Ultimately, Mr. Clayton appears to be arguing that the Postal Service should have the equivalent of a do-not-call list to opt out of the mailing programs which led to the denial of his Applications.  Part 963 also does not give this office the authority to rule on that policy issue, and I am not aware of any other statutory or regulatory authority which would separately create jurisdiction in this matter.
In summary, while Mr.
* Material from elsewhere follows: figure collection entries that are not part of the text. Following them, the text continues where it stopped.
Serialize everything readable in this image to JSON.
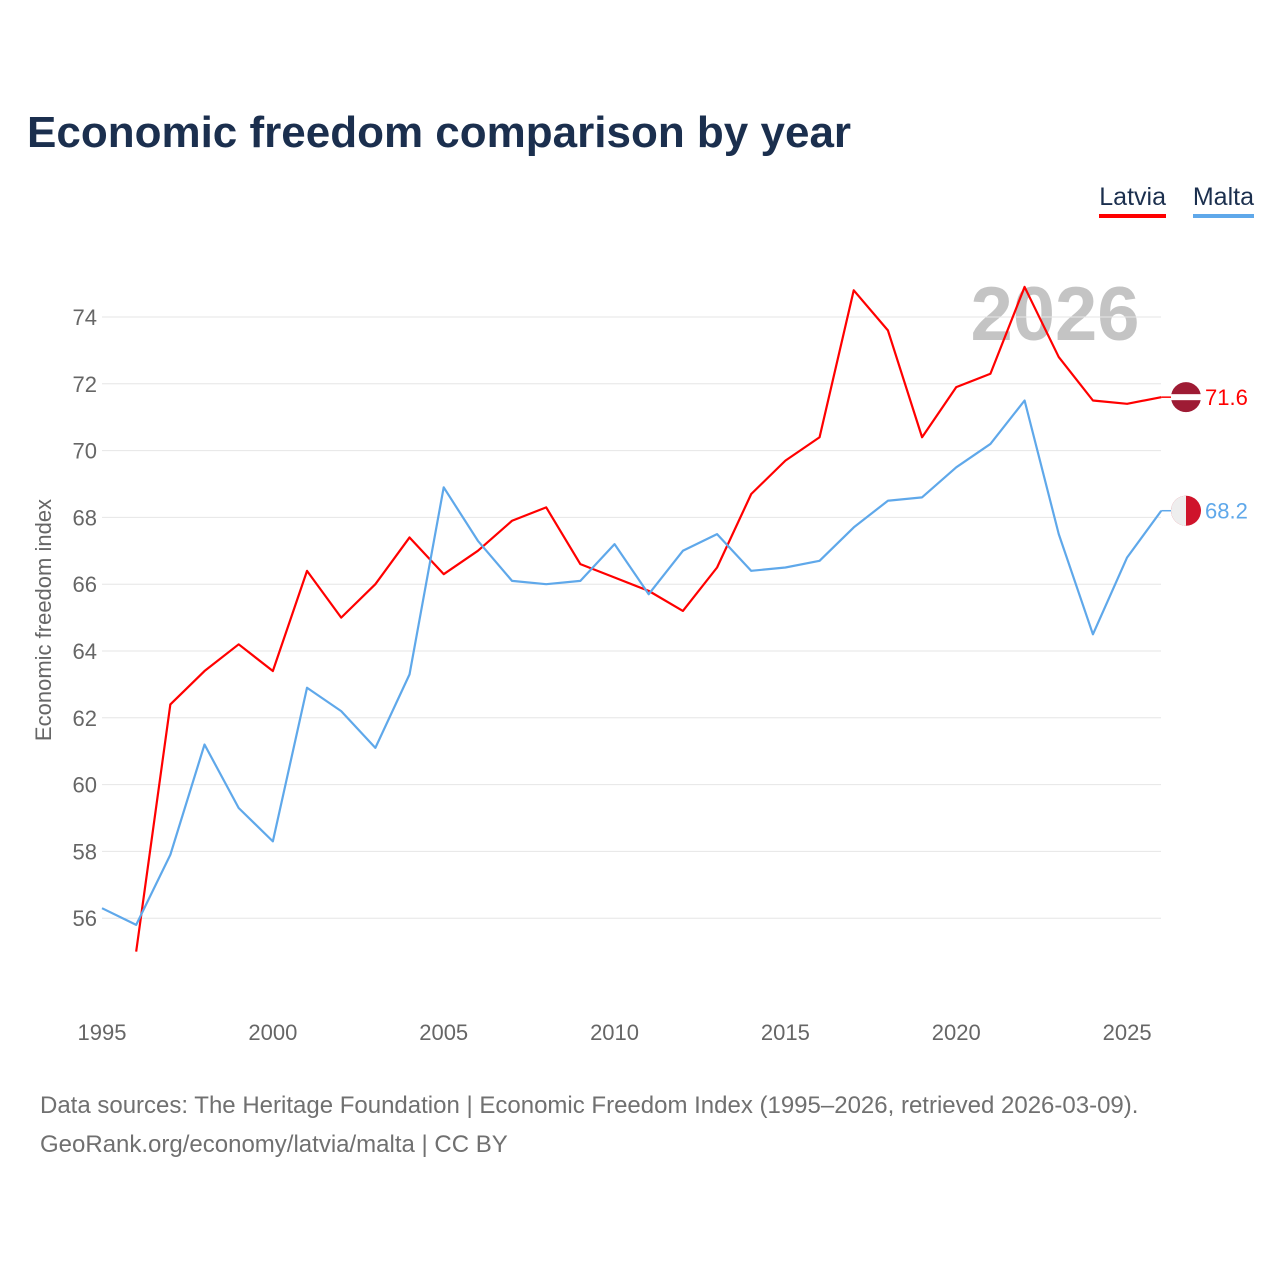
{
  "chart_data": {
    "type": "line",
    "title": "Economic freedom comparison by year",
    "xlabel": "",
    "ylabel": "Economic freedom index",
    "xlim": [
      1995,
      2026
    ],
    "ylim": [
      54,
      75.5
    ],
    "xticks": [
      1995,
      2000,
      2005,
      2010,
      2015,
      2020,
      2025
    ],
    "yticks": [
      56,
      58,
      60,
      62,
      64,
      66,
      68,
      70,
      72,
      74
    ],
    "grid": true,
    "legend_position": "top-right",
    "watermark_year": "2026",
    "series": [
      {
        "name": "Latvia",
        "color": "#ff0000",
        "end_label": "71.6",
        "x": [
          1996,
          1997,
          1998,
          1999,
          2000,
          2001,
          2002,
          2003,
          2004,
          2005,
          2006,
          2007,
          2008,
          2009,
          2010,
          2011,
          2012,
          2013,
          2014,
          2015,
          2016,
          2017,
          2018,
          2019,
          2020,
          2021,
          2022,
          2023,
          2024,
          2025,
          2026
        ],
        "values": [
          55.0,
          62.4,
          63.4,
          64.2,
          63.4,
          66.4,
          65.0,
          66.0,
          67.4,
          66.3,
          67.0,
          67.9,
          68.3,
          66.6,
          66.2,
          65.8,
          65.2,
          66.5,
          68.7,
          69.7,
          70.4,
          74.8,
          73.6,
          70.4,
          71.9,
          72.3,
          74.9,
          72.8,
          71.5,
          71.4,
          71.6
        ]
      },
      {
        "name": "Malta",
        "color": "#5fa8ea",
        "end_label": "68.2",
        "x": [
          1995,
          1996,
          1997,
          1998,
          1999,
          2000,
          2001,
          2002,
          2003,
          2004,
          2005,
          2006,
          2007,
          2008,
          2009,
          2010,
          2011,
          2012,
          2013,
          2014,
          2015,
          2016,
          2017,
          2018,
          2019,
          2020,
          2021,
          2022,
          2023,
          2024,
          2025,
          2026
        ],
        "values": [
          56.3,
          55.8,
          57.9,
          61.2,
          59.3,
          58.3,
          62.9,
          62.2,
          61.1,
          63.3,
          68.9,
          67.3,
          66.1,
          66.0,
          66.1,
          67.2,
          65.7,
          67.0,
          67.5,
          66.4,
          66.5,
          66.7,
          67.7,
          68.5,
          68.6,
          69.5,
          70.2,
          71.5,
          67.5,
          64.5,
          66.8,
          68.2
        ]
      }
    ]
  },
  "source_line1": "Data sources: The Heritage Foundation | Economic Freedom Index (1995–2026, retrieved 2026-03-09).",
  "source_line2": "GeoRank.org/economy/latvia/malta | CC BY"
}
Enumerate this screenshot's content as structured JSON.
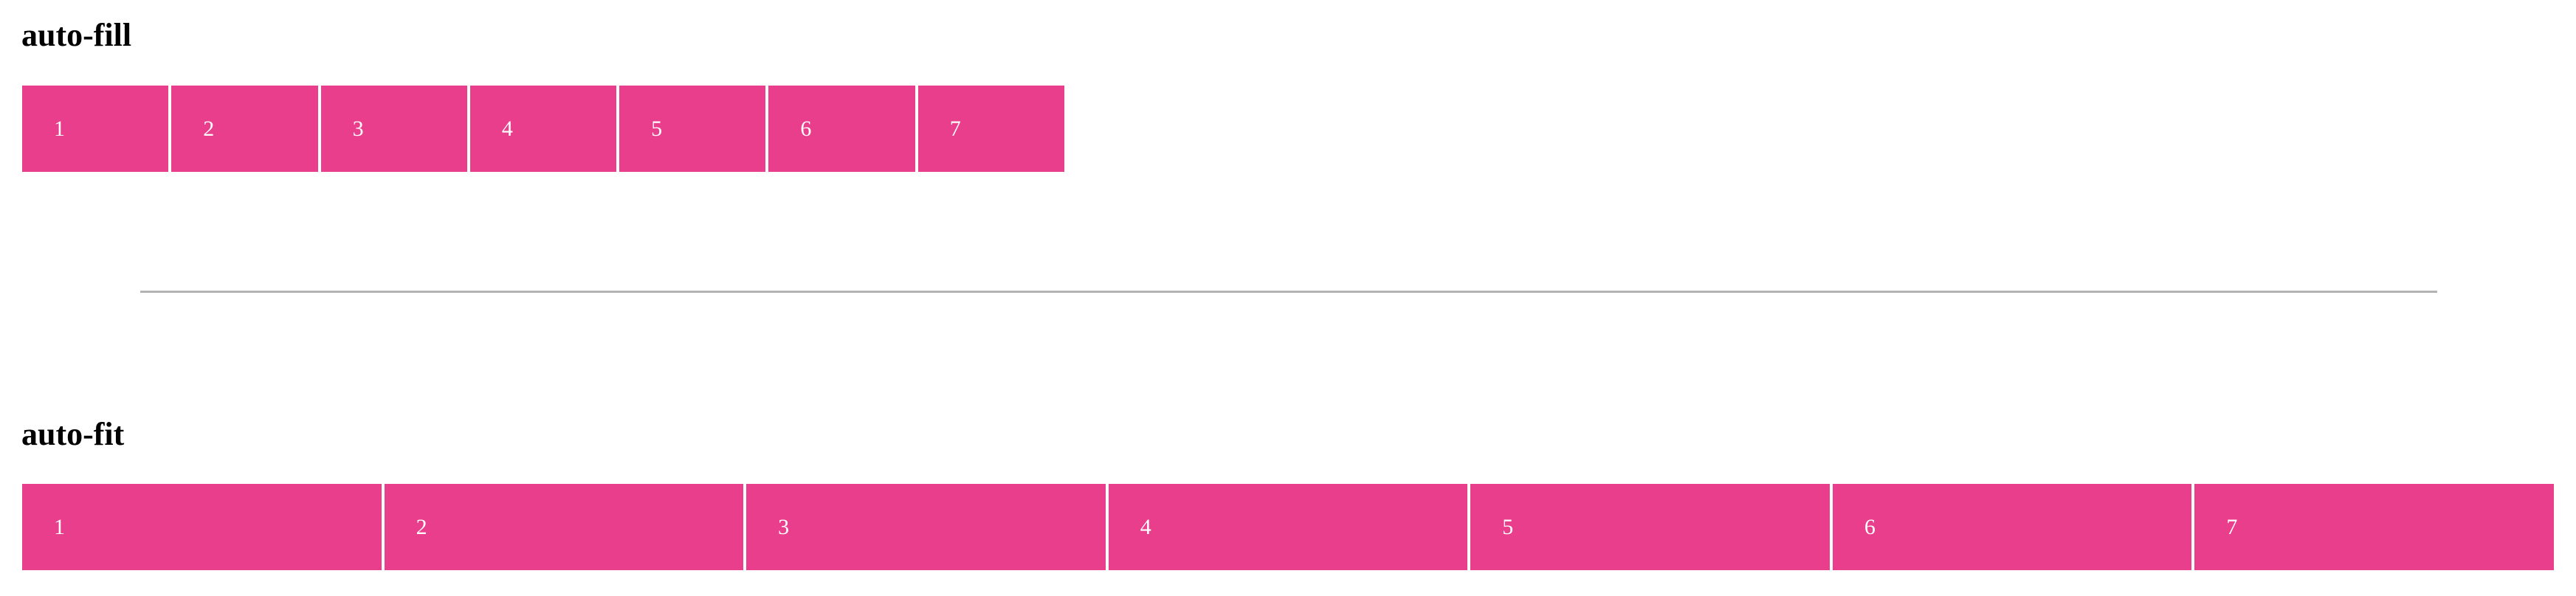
{
  "auto_fill": {
    "title": "auto-fill",
    "items": [
      "1",
      "2",
      "3",
      "4",
      "5",
      "6",
      "7"
    ],
    "accent_color": "#e83e8c"
  },
  "auto_fit": {
    "title": "auto-fit",
    "items": [
      "1",
      "2",
      "3",
      "4",
      "5",
      "6",
      "7"
    ],
    "accent_color": "#e83e8c"
  },
  "divider_color": "#b3b3b3"
}
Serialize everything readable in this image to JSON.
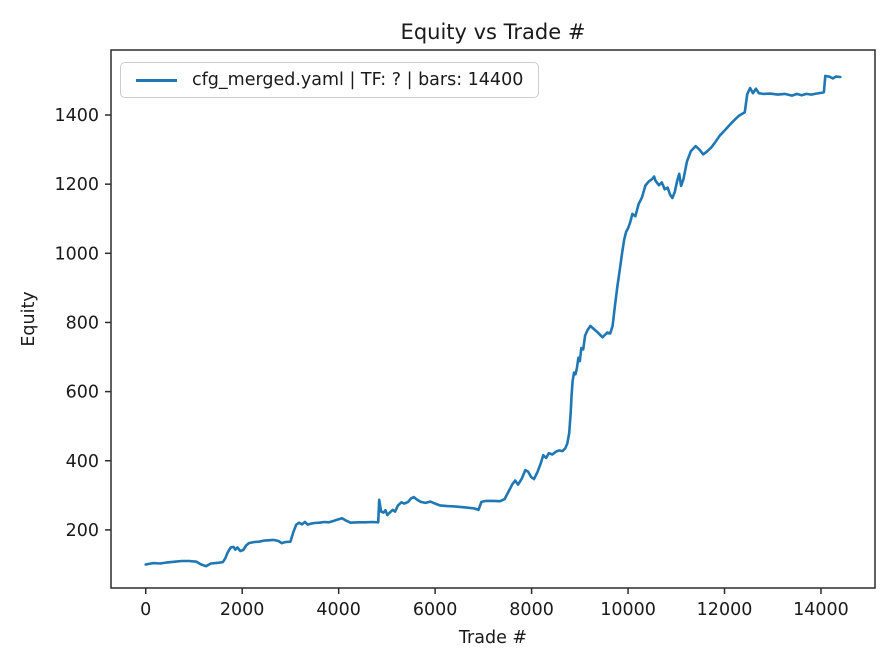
{
  "chart_data": {
    "type": "line",
    "title": "Equity vs Trade #",
    "xlabel": "Trade #",
    "ylabel": "Equity",
    "grid": false,
    "legend": {
      "location": "upper left",
      "entries": [
        "cfg_merged.yaml | TF: ? | bars: 14400"
      ]
    },
    "x_ticks": [
      0,
      2000,
      4000,
      6000,
      8000,
      10000,
      12000,
      14000
    ],
    "y_ticks": [
      200,
      400,
      600,
      800,
      1000,
      1200,
      1400
    ],
    "xlim": [
      -720,
      15120
    ],
    "ylim": [
      32,
      1588
    ],
    "colors": {
      "line": "#1f77b4",
      "axes": "#2b2b2b",
      "text": "#1a1a1a",
      "legend_border": "#cccccc"
    },
    "series": [
      {
        "name": "cfg_merged.yaml | TF: ? | bars: 14400",
        "color": "#1f77b4",
        "points": [
          [
            0,
            100
          ],
          [
            150,
            104
          ],
          [
            300,
            103
          ],
          [
            450,
            106
          ],
          [
            600,
            108
          ],
          [
            750,
            110
          ],
          [
            900,
            110
          ],
          [
            1050,
            108
          ],
          [
            1150,
            100
          ],
          [
            1250,
            95
          ],
          [
            1350,
            103
          ],
          [
            1500,
            105
          ],
          [
            1600,
            107
          ],
          [
            1650,
            118
          ],
          [
            1700,
            135
          ],
          [
            1760,
            149
          ],
          [
            1820,
            151
          ],
          [
            1860,
            143
          ],
          [
            1900,
            149
          ],
          [
            1960,
            139
          ],
          [
            2020,
            142
          ],
          [
            2080,
            155
          ],
          [
            2140,
            162
          ],
          [
            2250,
            165
          ],
          [
            2350,
            166
          ],
          [
            2450,
            169
          ],
          [
            2550,
            170
          ],
          [
            2650,
            171
          ],
          [
            2750,
            168
          ],
          [
            2820,
            162
          ],
          [
            2900,
            165
          ],
          [
            3000,
            166
          ],
          [
            3060,
            193
          ],
          [
            3120,
            215
          ],
          [
            3180,
            221
          ],
          [
            3240,
            216
          ],
          [
            3300,
            223
          ],
          [
            3360,
            215
          ],
          [
            3420,
            218
          ],
          [
            3500,
            220
          ],
          [
            3600,
            221
          ],
          [
            3700,
            223
          ],
          [
            3800,
            222
          ],
          [
            3900,
            226
          ],
          [
            4000,
            231
          ],
          [
            4070,
            234
          ],
          [
            4150,
            227
          ],
          [
            4250,
            221
          ],
          [
            4400,
            222
          ],
          [
            4550,
            222
          ],
          [
            4700,
            223
          ],
          [
            4820,
            222
          ],
          [
            4840,
            287
          ],
          [
            4880,
            253
          ],
          [
            4930,
            250
          ],
          [
            4970,
            257
          ],
          [
            5010,
            243
          ],
          [
            5060,
            250
          ],
          [
            5120,
            258
          ],
          [
            5170,
            253
          ],
          [
            5230,
            271
          ],
          [
            5300,
            280
          ],
          [
            5360,
            276
          ],
          [
            5440,
            281
          ],
          [
            5500,
            291
          ],
          [
            5560,
            295
          ],
          [
            5620,
            288
          ],
          [
            5700,
            281
          ],
          [
            5800,
            278
          ],
          [
            5900,
            282
          ],
          [
            6000,
            276
          ],
          [
            6100,
            271
          ],
          [
            6250,
            269
          ],
          [
            6400,
            268
          ],
          [
            6550,
            266
          ],
          [
            6700,
            264
          ],
          [
            6820,
            262
          ],
          [
            6900,
            258
          ],
          [
            6960,
            281
          ],
          [
            7060,
            284
          ],
          [
            7200,
            284
          ],
          [
            7350,
            283
          ],
          [
            7440,
            289
          ],
          [
            7520,
            310
          ],
          [
            7600,
            332
          ],
          [
            7660,
            343
          ],
          [
            7720,
            331
          ],
          [
            7800,
            349
          ],
          [
            7870,
            373
          ],
          [
            7930,
            368
          ],
          [
            7990,
            353
          ],
          [
            8050,
            347
          ],
          [
            8120,
            367
          ],
          [
            8190,
            393
          ],
          [
            8240,
            416
          ],
          [
            8300,
            408
          ],
          [
            8360,
            422
          ],
          [
            8430,
            418
          ],
          [
            8500,
            426
          ],
          [
            8570,
            430
          ],
          [
            8640,
            428
          ],
          [
            8700,
            436
          ],
          [
            8740,
            450
          ],
          [
            8780,
            480
          ],
          [
            8810,
            540
          ],
          [
            8830,
            590
          ],
          [
            8850,
            630
          ],
          [
            8880,
            655
          ],
          [
            8910,
            650
          ],
          [
            8940,
            668
          ],
          [
            8970,
            698
          ],
          [
            9000,
            688
          ],
          [
            9030,
            726
          ],
          [
            9070,
            722
          ],
          [
            9110,
            762
          ],
          [
            9160,
            778
          ],
          [
            9220,
            790
          ],
          [
            9290,
            781
          ],
          [
            9380,
            770
          ],
          [
            9470,
            757
          ],
          [
            9570,
            771
          ],
          [
            9630,
            768
          ],
          [
            9680,
            790
          ],
          [
            9730,
            850
          ],
          [
            9780,
            905
          ],
          [
            9830,
            955
          ],
          [
            9880,
            1005
          ],
          [
            9920,
            1040
          ],
          [
            9960,
            1062
          ],
          [
            10000,
            1073
          ],
          [
            10040,
            1088
          ],
          [
            10090,
            1114
          ],
          [
            10150,
            1107
          ],
          [
            10220,
            1143
          ],
          [
            10290,
            1162
          ],
          [
            10360,
            1196
          ],
          [
            10430,
            1208
          ],
          [
            10500,
            1215
          ],
          [
            10540,
            1222
          ],
          [
            10570,
            1210
          ],
          [
            10640,
            1197
          ],
          [
            10700,
            1205
          ],
          [
            10760,
            1185
          ],
          [
            10820,
            1190
          ],
          [
            10870,
            1170
          ],
          [
            10920,
            1160
          ],
          [
            10970,
            1178
          ],
          [
            11020,
            1210
          ],
          [
            11060,
            1230
          ],
          [
            11100,
            1195
          ],
          [
            11150,
            1215
          ],
          [
            11220,
            1265
          ],
          [
            11300,
            1295
          ],
          [
            11400,
            1310
          ],
          [
            11480,
            1300
          ],
          [
            11560,
            1286
          ],
          [
            11640,
            1295
          ],
          [
            11720,
            1305
          ],
          [
            11800,
            1320
          ],
          [
            11900,
            1340
          ],
          [
            12000,
            1355
          ],
          [
            12100,
            1370
          ],
          [
            12200,
            1385
          ],
          [
            12300,
            1398
          ],
          [
            12420,
            1408
          ],
          [
            12470,
            1460
          ],
          [
            12530,
            1478
          ],
          [
            12590,
            1463
          ],
          [
            12650,
            1476
          ],
          [
            12710,
            1463
          ],
          [
            12800,
            1461
          ],
          [
            12950,
            1462
          ],
          [
            13100,
            1459
          ],
          [
            13250,
            1461
          ],
          [
            13400,
            1456
          ],
          [
            13500,
            1461
          ],
          [
            13600,
            1457
          ],
          [
            13700,
            1461
          ],
          [
            13800,
            1459
          ],
          [
            13900,
            1462
          ],
          [
            14000,
            1464
          ],
          [
            14060,
            1466
          ],
          [
            14090,
            1513
          ],
          [
            14170,
            1511
          ],
          [
            14250,
            1506
          ],
          [
            14310,
            1511
          ],
          [
            14400,
            1510
          ]
        ]
      }
    ]
  }
}
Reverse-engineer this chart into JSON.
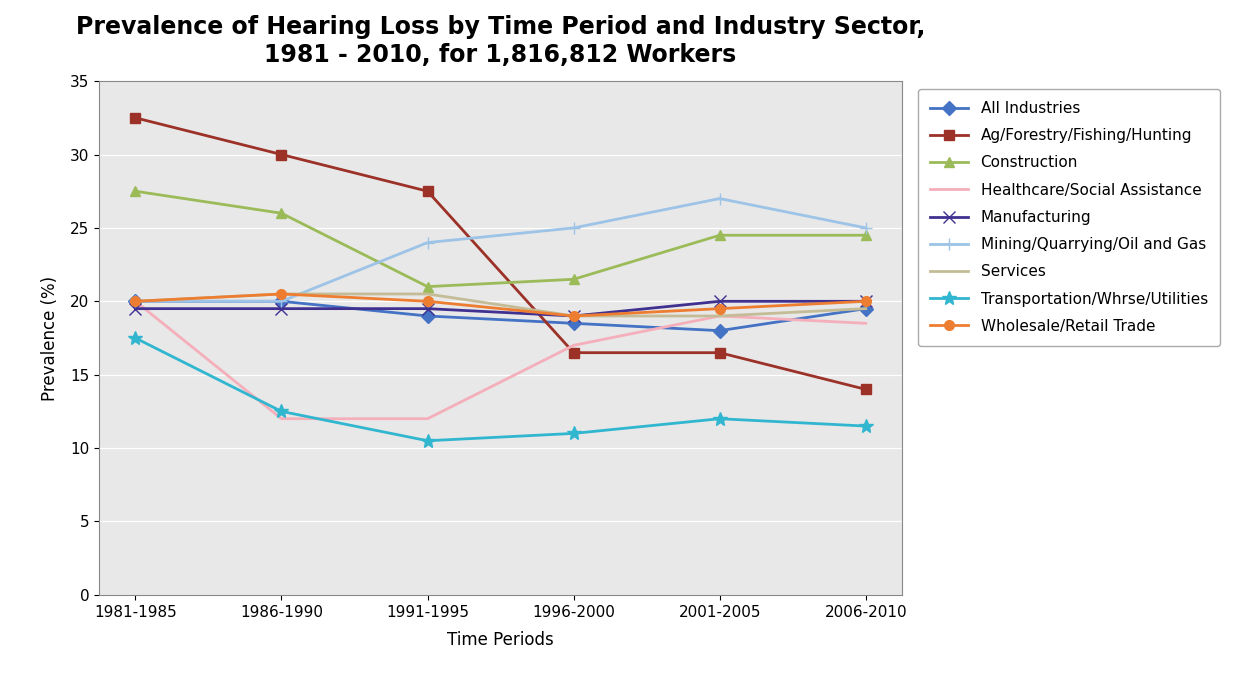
{
  "title": "Prevalence of Hearing Loss by Time Period and Industry Sector,\n1981 - 2010, for 1,816,812 Workers",
  "xlabel": "Time Periods",
  "ylabel": "Prevalence (%)",
  "time_periods": [
    "1981-1985",
    "1986-1990",
    "1991-1995",
    "1996-2000",
    "2001-2005",
    "2006-2010"
  ],
  "series": [
    {
      "name": "All Industries",
      "values": [
        20.0,
        20.0,
        19.0,
        18.5,
        18.0,
        19.5
      ],
      "color": "#4472C4",
      "marker": "D",
      "markersize": 7,
      "linewidth": 2
    },
    {
      "name": "Ag/Forestry/Fishing/Hunting",
      "values": [
        32.5,
        30.0,
        27.5,
        16.5,
        16.5,
        14.0
      ],
      "color": "#9C3128",
      "marker": "s",
      "markersize": 7,
      "linewidth": 2
    },
    {
      "name": "Construction",
      "values": [
        27.5,
        26.0,
        21.0,
        21.5,
        24.5,
        24.5
      ],
      "color": "#9BBB59",
      "marker": "^",
      "markersize": 7,
      "linewidth": 2
    },
    {
      "name": "Healthcare/Social Assistance",
      "values": [
        20.0,
        12.0,
        12.0,
        17.0,
        19.0,
        18.5
      ],
      "color": "#F4AFBA",
      "marker": "none",
      "markersize": 0,
      "linewidth": 2
    },
    {
      "name": "Manufacturing",
      "values": [
        19.5,
        19.5,
        19.5,
        19.0,
        20.0,
        20.0
      ],
      "color": "#403090",
      "marker": "x",
      "markersize": 8,
      "linewidth": 2
    },
    {
      "name": "Mining/Quarrying/Oil and Gas",
      "values": [
        20.0,
        20.0,
        24.0,
        25.0,
        27.0,
        25.0
      ],
      "color": "#9DC3E6",
      "marker": "+",
      "markersize": 8,
      "linewidth": 2
    },
    {
      "name": "Services",
      "values": [
        20.0,
        20.5,
        20.5,
        19.0,
        19.0,
        19.5
      ],
      "color": "#C4BC96",
      "marker": "none",
      "markersize": 0,
      "linewidth": 2
    },
    {
      "name": "Transportation/Whrse/Utilities",
      "values": [
        17.5,
        12.5,
        10.5,
        11.0,
        12.0,
        11.5
      ],
      "color": "#31B6D0",
      "marker": "*",
      "markersize": 10,
      "linewidth": 2
    },
    {
      "name": "Wholesale/Retail Trade",
      "values": [
        20.0,
        20.5,
        20.0,
        19.0,
        19.5,
        20.0
      ],
      "color": "#ED7D31",
      "marker": "o",
      "markersize": 7,
      "linewidth": 2
    }
  ],
  "ylim": [
    0,
    35
  ],
  "yticks": [
    0,
    5,
    10,
    15,
    20,
    25,
    30,
    35
  ],
  "background_color": "#FFFFFF",
  "plot_area_color": "#E8E8E8",
  "grid_color": "#FFFFFF",
  "title_fontsize": 17,
  "axis_label_fontsize": 12,
  "tick_fontsize": 11,
  "legend_fontsize": 11
}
Clayton seeks to contest the denial of his Applications and argues that this office has authority to decide his other requests, his arguments are not supported by the applicable regulations.  This office is not the forum for a mailer to appeal the denial of an application or to contest Postal Service policies and programs related to that denial.  Simply put, his administrative rights do not run through this office.  Mr. Clayton’s request for a hearing is thus denied.

ORDER

The Postal Service’s Motion is granted.  The Petition is dismissed.

Diane M. Mego
Administrative Judge


1 Mr. Clayton also refers to Applications against BJ’s, Optimum Cable/Altice, Abigail’s Pharmacy, and B&H Photo, but did not provide copies of the forms or any rulings by the Postal Service.

2 Extended Carrier Route Walking Sequence Saturation.